Changes in pulmonary artery pressure in infants with respiratory distress syndrome following treatment with Exosurf.

作者信息

Hamdan A H, Shaw N J

机构信息

Regional Neonatal Intensive Care Unit, Liverpool Maternity Hospital.

出版信息

Arch Dis Child Fetal Neonatal Ed. 1995 May;72(3):F176-9. doi: 10.1136/fn.72.3.f176.

DOI:10.1136/fn.72.3.f176
PMID:7796233
原文链接:https://pmc.ncbi.nlm.nih.gov/articles/PMC2528443/
Abstract

The pulmonary artery pressure (PAP) changes were studied using Doppler echocardiography in preterm infants treated with an artificial surfactant (Exosurf) during the acute phase of respiratory distress syndrome (RDS).
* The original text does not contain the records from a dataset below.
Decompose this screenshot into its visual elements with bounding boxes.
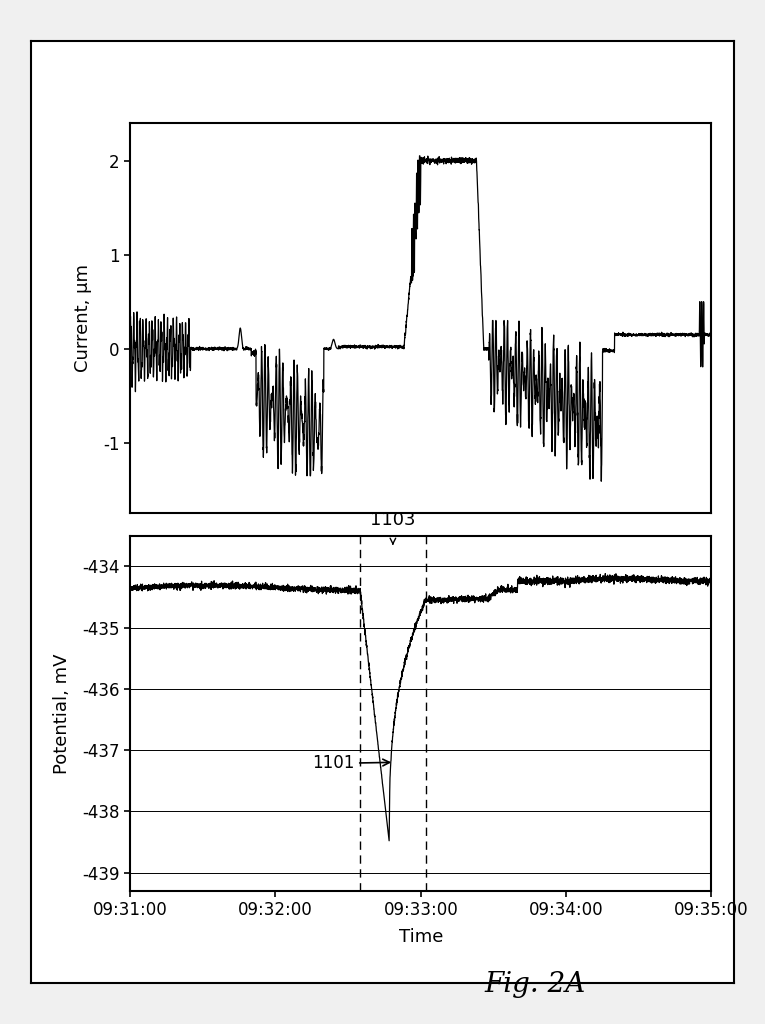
Y-axis label: Potential, mV: Potential, mV [53,653,71,773]
Text: 1101: 1101 [312,755,389,772]
X-axis label: Time: Time [399,928,443,945]
Text: Fig. 2A: Fig. 2A [485,972,586,998]
Y-axis label: Current, μm: Current, μm [74,264,92,372]
Text: 1103: 1103 [370,511,415,528]
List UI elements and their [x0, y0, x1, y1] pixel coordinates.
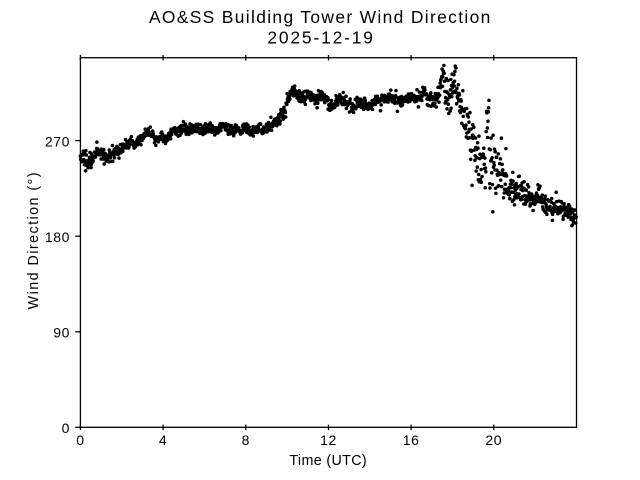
svg-text:Time (UTC): Time (UTC)	[289, 453, 367, 469]
svg-text:0: 0	[62, 420, 70, 436]
svg-text:8: 8	[242, 432, 250, 448]
svg-text:Wind Direction (°): Wind Direction (°)	[26, 171, 42, 309]
svg-text:16: 16	[403, 432, 420, 448]
svg-text:4: 4	[159, 432, 167, 448]
svg-text:AO&SS Building Tower Wind Dire: AO&SS Building Tower Wind Direction	[149, 7, 492, 27]
svg-text:20: 20	[485, 432, 502, 448]
svg-text:12: 12	[320, 432, 337, 448]
svg-text:180: 180	[45, 229, 70, 245]
svg-text:90: 90	[53, 325, 70, 341]
svg-text:270: 270	[45, 133, 70, 149]
svg-text:0: 0	[76, 432, 84, 448]
svg-text:2025-12-19: 2025-12-19	[267, 28, 374, 48]
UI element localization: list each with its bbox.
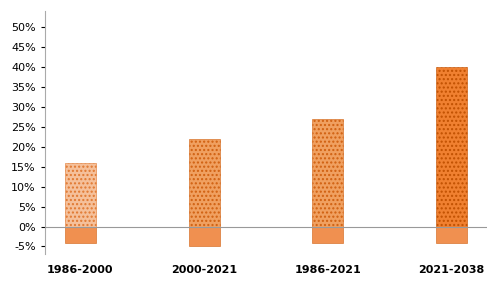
Bar — [65, 163, 96, 227]
Bar — [188, 139, 220, 227]
Bar — [312, 227, 343, 243]
Bar — [312, 119, 343, 227]
Bar — [65, 227, 96, 243]
Bar — [188, 227, 220, 247]
Bar — [436, 227, 467, 243]
Bar — [436, 67, 467, 227]
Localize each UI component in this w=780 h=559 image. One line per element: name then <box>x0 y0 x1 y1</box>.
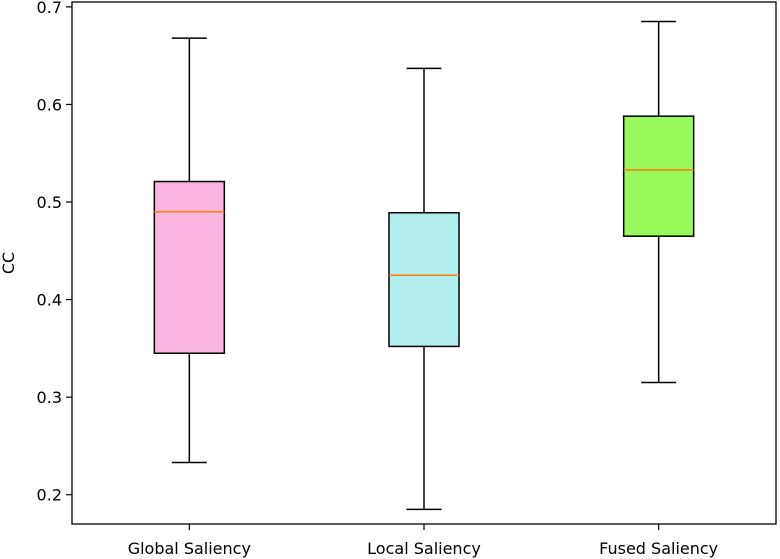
x-tick-label: Global Saliency <box>128 539 251 558</box>
x-tick-label: Local Saliency <box>367 539 481 558</box>
y-tick-label: 0.2 <box>37 486 62 505</box>
box-iqr <box>388 212 460 348</box>
y-tick-label: 0.4 <box>37 291 62 310</box>
y-tick-label: 0.7 <box>37 0 62 17</box>
box-iqr <box>153 180 226 355</box>
y-tick-label: 0.6 <box>37 95 62 114</box>
x-tick-label: Fused Saliency <box>599 539 718 558</box>
box-group <box>622 20 695 384</box>
box-group <box>388 67 460 511</box>
y-tick-label: 0.3 <box>37 388 62 407</box>
box-iqr <box>622 115 695 237</box>
box-group <box>153 37 226 464</box>
y-tick-label: 0.5 <box>37 193 62 212</box>
y-axis-label: CC <box>0 252 18 274</box>
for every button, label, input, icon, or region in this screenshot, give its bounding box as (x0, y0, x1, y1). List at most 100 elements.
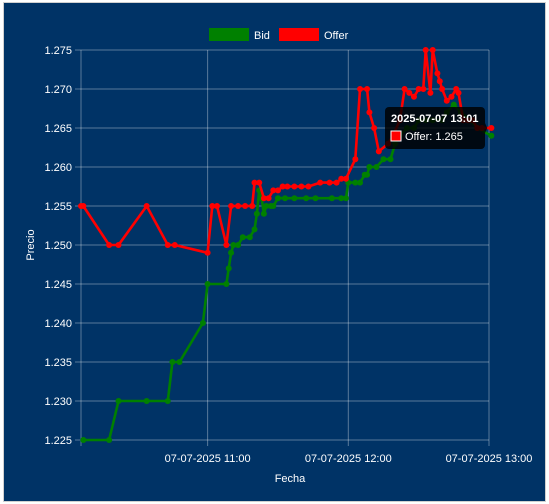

The ratio of pulmonary artery acceleration time to the right ventricular ejection time (AT:RVET), measured from the Doppler wave form, was determined in 38 infants before the first dose of Exosurf, at one and six hours after the first dose, immediately before the second dose of Exosurf, and at one, six, 12, 36, and 60 hours subsequently. The median AT:RVET ratio corrected for heart rate (AT:RVET(c)) increased significantly an hour after administration of the first dose of Exosurf from 0.330 (0.273-0.410) to 0.380 (0.303-0.445) and similarly an hour after the second dose from 0.426 (0.252-0.495) to 0.440 (0.373-0.500). These changes occurred against a steady increase in the median AT:RVET(c) over the first 72 hours. It is concluded that the reduction in PAP correlates well with clinical parameters of disease severity and raises questions regarding the mode of action of Exosurf.

摘要

在呼吸窘迫综合征(RDS)急性期,使用多普勒超声心动图研究了接受人工表面活性剂(Exosurf)治疗的早产儿的肺动脉压(PAP)变化。从多普勒波形测量的肺动脉加速时间与右心室射血时间之比(AT:RVET),在38例婴儿首次给予Exosurf之前、首次给药后1小时和6小时、即将给予第二次Exosurf之前以及随后的1、6、12、36和60小时测定。校正心率后的AT:RVET中位数比值(AT:RVET(c))在首次给予Exosurf后1小时显著增加,从0.330(0.273 - 0.410)增至0.380(0.303 - 0.445),第二次给药后1小时也类似地从0.426(0.252 - 0.495)增至0.440(0.373 - 0.500)。这些变化是在最初72小时内AT:RVET(c)中位数持续增加的背景下发生的。结论是PAP的降低与疾病严重程度的临床参数密切相关,并引发了关于Exosurf作用方式的问题。